Hajič acknowledged the project’s many moving parts, but argued that the mix of academic expertise and company focus could bring something new. That is the core bet: a consortium may be slower and more complex than a single company, but it may also pool skills, data and infrastructure that no one participant could supply alone.

The hard meaning of open source AI

OpenEuroLLM also faces a familiar but unresolved question: what does open source mean for AI? In software, open source can be judged against established license definitions. In AI, openness can involve models, datasets, pretrained models, weights and other components.

The Open Source Initiative has formed a definition of open source AI, but the source notes that not everyone agrees with it. One reason is training data. Some AI systems are built with data that cannot be freely redistributed, even if the model is meant to be open.

Hajič said the project’s goal is to have everything open, while also noting limitations. Some data may not be redistributable, though it may be stored for future inspection.

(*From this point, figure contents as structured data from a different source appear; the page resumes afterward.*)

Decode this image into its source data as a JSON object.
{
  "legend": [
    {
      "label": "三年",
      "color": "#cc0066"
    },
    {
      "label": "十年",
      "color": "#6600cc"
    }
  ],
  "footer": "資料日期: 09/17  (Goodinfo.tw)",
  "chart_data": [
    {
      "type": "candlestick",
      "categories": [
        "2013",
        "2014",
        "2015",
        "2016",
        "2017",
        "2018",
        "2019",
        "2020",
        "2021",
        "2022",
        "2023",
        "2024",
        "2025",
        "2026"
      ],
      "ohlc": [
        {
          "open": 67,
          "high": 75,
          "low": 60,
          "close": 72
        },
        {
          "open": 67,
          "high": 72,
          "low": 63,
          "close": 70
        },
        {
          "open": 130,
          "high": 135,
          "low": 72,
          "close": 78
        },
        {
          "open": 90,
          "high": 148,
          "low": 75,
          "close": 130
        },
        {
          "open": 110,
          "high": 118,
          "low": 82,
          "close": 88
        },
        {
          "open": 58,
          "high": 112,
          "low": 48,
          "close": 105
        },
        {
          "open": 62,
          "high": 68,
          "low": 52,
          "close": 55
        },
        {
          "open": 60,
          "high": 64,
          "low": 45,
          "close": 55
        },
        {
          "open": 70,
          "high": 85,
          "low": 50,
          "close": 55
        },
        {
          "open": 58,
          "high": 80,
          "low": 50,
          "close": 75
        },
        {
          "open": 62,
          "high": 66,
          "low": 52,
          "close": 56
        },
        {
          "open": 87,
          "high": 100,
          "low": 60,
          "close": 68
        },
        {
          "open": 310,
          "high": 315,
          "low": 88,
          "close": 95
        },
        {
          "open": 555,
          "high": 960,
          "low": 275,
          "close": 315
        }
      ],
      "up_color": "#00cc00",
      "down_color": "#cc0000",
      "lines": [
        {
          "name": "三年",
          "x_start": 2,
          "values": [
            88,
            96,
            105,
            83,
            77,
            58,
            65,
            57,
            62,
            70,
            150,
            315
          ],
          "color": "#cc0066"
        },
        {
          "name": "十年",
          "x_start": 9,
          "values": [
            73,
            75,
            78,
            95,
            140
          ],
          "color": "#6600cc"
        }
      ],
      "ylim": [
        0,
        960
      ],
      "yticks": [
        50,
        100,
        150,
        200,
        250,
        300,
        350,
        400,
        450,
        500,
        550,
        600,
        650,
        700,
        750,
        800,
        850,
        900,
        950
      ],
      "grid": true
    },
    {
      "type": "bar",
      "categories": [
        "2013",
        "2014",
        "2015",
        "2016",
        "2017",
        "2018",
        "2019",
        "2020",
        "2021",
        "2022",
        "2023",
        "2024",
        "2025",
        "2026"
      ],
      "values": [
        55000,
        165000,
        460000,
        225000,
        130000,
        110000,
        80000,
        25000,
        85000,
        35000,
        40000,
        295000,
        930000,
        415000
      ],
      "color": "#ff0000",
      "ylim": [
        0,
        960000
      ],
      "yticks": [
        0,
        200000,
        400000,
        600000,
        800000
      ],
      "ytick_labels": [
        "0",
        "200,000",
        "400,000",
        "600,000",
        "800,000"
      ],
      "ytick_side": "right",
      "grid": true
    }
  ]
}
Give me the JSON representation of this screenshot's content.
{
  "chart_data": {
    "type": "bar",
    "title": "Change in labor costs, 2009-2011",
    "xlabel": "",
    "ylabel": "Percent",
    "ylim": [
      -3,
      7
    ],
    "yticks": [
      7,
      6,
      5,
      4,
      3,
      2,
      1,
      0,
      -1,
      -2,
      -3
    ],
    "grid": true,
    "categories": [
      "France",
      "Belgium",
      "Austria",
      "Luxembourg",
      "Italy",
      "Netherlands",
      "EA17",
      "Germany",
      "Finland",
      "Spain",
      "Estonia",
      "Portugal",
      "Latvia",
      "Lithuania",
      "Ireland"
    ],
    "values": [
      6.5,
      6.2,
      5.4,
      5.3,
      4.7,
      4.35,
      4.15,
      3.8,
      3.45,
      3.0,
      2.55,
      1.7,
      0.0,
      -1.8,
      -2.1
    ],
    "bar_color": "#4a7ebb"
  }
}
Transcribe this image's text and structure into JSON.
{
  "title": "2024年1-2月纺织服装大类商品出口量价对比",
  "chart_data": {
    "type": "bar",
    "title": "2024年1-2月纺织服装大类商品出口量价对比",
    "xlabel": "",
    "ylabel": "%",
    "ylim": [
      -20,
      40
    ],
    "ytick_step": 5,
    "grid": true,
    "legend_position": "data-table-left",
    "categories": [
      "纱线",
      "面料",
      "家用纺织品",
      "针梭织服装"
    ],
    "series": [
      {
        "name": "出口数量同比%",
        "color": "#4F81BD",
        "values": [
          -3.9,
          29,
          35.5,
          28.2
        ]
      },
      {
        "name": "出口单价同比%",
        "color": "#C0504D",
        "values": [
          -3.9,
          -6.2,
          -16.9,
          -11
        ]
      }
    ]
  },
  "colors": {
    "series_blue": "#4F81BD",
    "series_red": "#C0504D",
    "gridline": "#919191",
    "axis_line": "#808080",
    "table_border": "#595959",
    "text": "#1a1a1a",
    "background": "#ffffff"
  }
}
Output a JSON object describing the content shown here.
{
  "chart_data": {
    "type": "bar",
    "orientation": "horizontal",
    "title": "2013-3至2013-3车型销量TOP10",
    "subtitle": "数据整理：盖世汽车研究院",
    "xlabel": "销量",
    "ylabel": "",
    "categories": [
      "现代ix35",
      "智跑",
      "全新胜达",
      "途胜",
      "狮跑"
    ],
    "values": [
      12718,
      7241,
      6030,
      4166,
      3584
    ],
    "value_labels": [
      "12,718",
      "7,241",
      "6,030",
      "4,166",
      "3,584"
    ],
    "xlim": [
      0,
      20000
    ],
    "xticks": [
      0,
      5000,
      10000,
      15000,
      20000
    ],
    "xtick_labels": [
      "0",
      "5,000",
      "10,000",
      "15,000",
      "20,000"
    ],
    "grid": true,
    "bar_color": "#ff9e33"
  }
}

The source connects this to the need for high-risk AI systems to make information available to auditors under the terms of the EU AI Act.

There is also a coordination issue beyond OpenEuroLLM itself. EuroLLM, a separate EU co-funded project with nine partners, launched its first model in September and a follow-up in December. It has similar goals: building an open source European Large Language Model that supports 24 Official European Languages and other strategically important languages.

Andre Martins, head of research at Unbabel, highlighted the similarity and expressed hope that the communities would collaborate instead of reinventing work each time a project gets funded. Hajič called the situation “unfortunate” and said he hoped cooperation might be possible, while noting OpenEuroLLM’s funding limits collaborations with non-EU entities, including U.K. universities.

The result is a project that is both technical and political. OpenEuroLLM does not need to beat every corporate model to matter. By the project leaders’ own framing, a good model with its components based in Europe could still be a positive outcome for digital sovereignty.